Afinal, por que os movimentos sociais populares e dos trabalhadores seriam contra o impeachment de uma presidente que mentiu na campanha eleitoral e que adotou o programa neoliberal defendido pela direita? Por que o movimento social dos trabalhadores e das esquerdas necessita ser omisso, silencioso ou mesmo conivente com os esquemas de corrupção? Por que os pobres e os trabalhadores precisam dar respaldo político para um governo loteado com os partidos tradicionais das classes dominantes? Por que apoiar um governo que não se empenha na reforma agrária, na construção de moradias e muito menos no investimento real dos serviços públicos de transportes, saúde e educação?
As forças políticas autenticamente de esquerda não podem ser reféns do “culto à personalidade” de uma liderança popular com trajetória direcionada para a direita. Assim como não podem ser reféns de um governo estruturado pelo lulismo para ser o gestor mais cômodo ao capital, aquele que trata de pacificar as massas trabalhadoras enquanto as grandes corporações abocanham sem nenhum constrangimento a maior parte dos recursos públicos.

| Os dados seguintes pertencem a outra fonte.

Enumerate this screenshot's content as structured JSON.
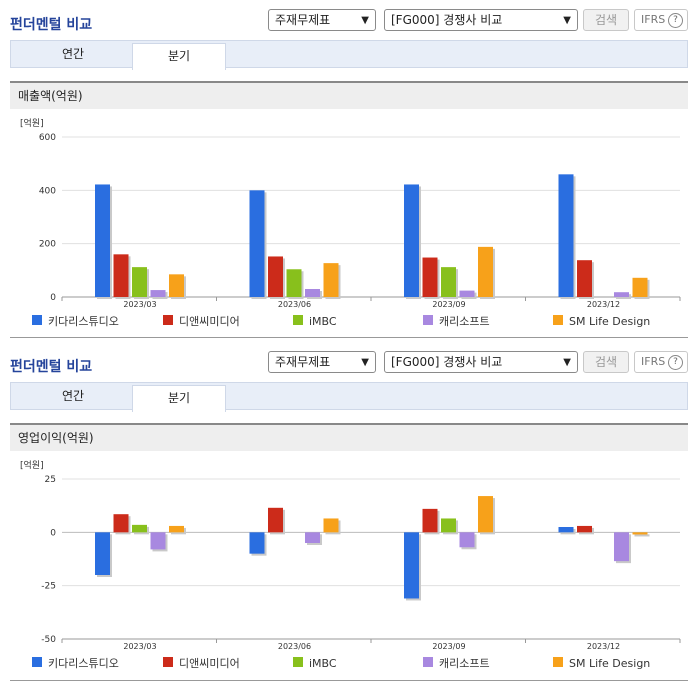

Os partidos e movimentos sociais populares de esquerda só serão respeitados pelos trabalhadores e pelo povo brasileiro quando se livrarem da influência do lulismo, quando criticarem abertamente as práticas adotadas pelo conglomerado lulista, quando, enfim, cessarem de vez com o endeusamento de uma liderança que abandonou há muito tempo o seu compromisso com a classe trabalhadora.
O futuro sem lulismo é restauração e renovação do protagonismo coletivo dos que apostam na verdadeira transformação social.